Since Tether has not previously engaged in public financing, this also means that Tether's first round of financing sets records globally in terms of both amount and valuation. Previously, these two records belonged to the AI company Thinking Machines Lab, which completed a $2 billion financing round this year at a valuation of $10 billion.
Tether CEO Paolo Ardoino later posted on X, stating that the company is evaluating financing from a group of high-profile key investors to maximize its strategic scale in existing and new business lines (stablecoins, distribution channels, AI, commodity trading, energy, communications, media).
Fundamentally, according to Coingecko data, the current circulating market capitalization of USDT is approximately $172.875 billion, accounting for over 57% of the total stablecoin market size of about $300 billion.
Former Binance/Bybit employee Crypto Ex-Insider believes that the $500 billion target makes Tether more like a shadow central bank, and the new capital of $20 billion marks its expansion from settlement to strategic layout, which may signify that stablecoins are challenging sovereign influence.
The confidence supporting this fundraising is Tether's profitability. According to official disclosures, it achieved a net profit of $4.9 billion in Q2 2025, with a profit margin as high as 99%. Crypto trader AT_XQ stated that Tether's fundraising is akin to "putting another printing press on the printing machine." He pointed out that Tether's $4.9 billion profit last quarter mainly came from U.S. Treasury bonds and Bitcoin holdings; if the financing materializes, it will enhance USDT liquidity and possibly drive the next wave of increases, but the risk of regulatory intervention remains.
In terms of reserves and asset structure, Tether's reserve assets include over $127 billion in U.S. Treasury bonds, about 100,000 Bitcoins, over $20 billion in equities, and $7 billion in excess reserve buffers.
In addition to its core stablecoin business, Tether has expanded into broader financial infrastructure, including investments of $500 million in Bitcoin mining, AI, and renewable energy projects, as well as supporting cross-border payments, DAO (Decentralized Autonomous Organization) payroll distributions, and the Web3 ecosystem.

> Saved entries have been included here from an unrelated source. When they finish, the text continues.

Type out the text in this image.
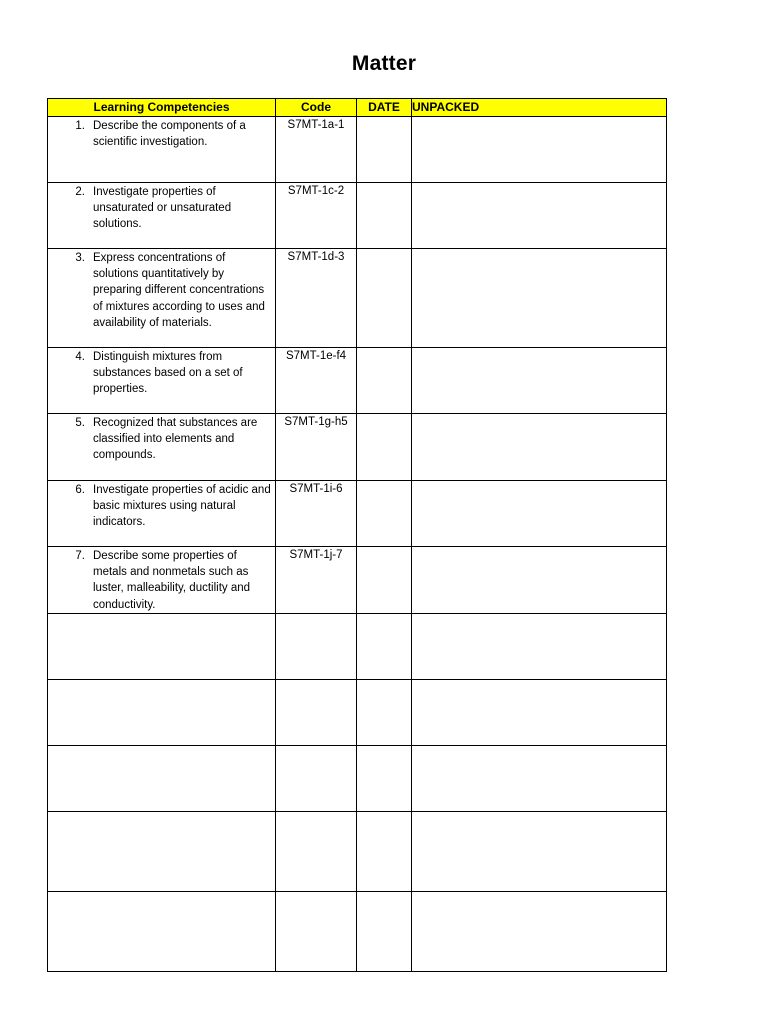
Matter
Learning Competencies	Code	DATE	UNPACKED

1. Describe the components of a scientific investigation.	S7MT-1a-1		

2. Investigate properties of unsaturated or unsaturated solutions.	S7MT-1c-2		

3. Express concentrations of solutions quantitatively by preparing different concentrations of mixtures according to uses and availability of materials.	S7MT-1d-3		

4. Distinguish mixtures from substances based on a set of properties.	S7MT-1e-f4		

5. Recognized that substances are classified into elements and compounds.	S7MT-1g-h5		

6. Investigate properties of acidic and basic mixtures using natural indicators.	S7MT-1i-6		

7. Describe some properties of metals and nonmetals such as luster, malleability, ductility and conductivity.	S7MT-1j-7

According to RootData, Tether has significantly accelerated its external investment pace since May 2024, with a total of 27 investments. At the same time, Tether has launched several new businesses, including the asset tokenization platform Hadron and the stablecoin Layer1 Stable. Combined with this massive financing, it clearly demonstrates Tether's enormous ambition to build a crypto empire.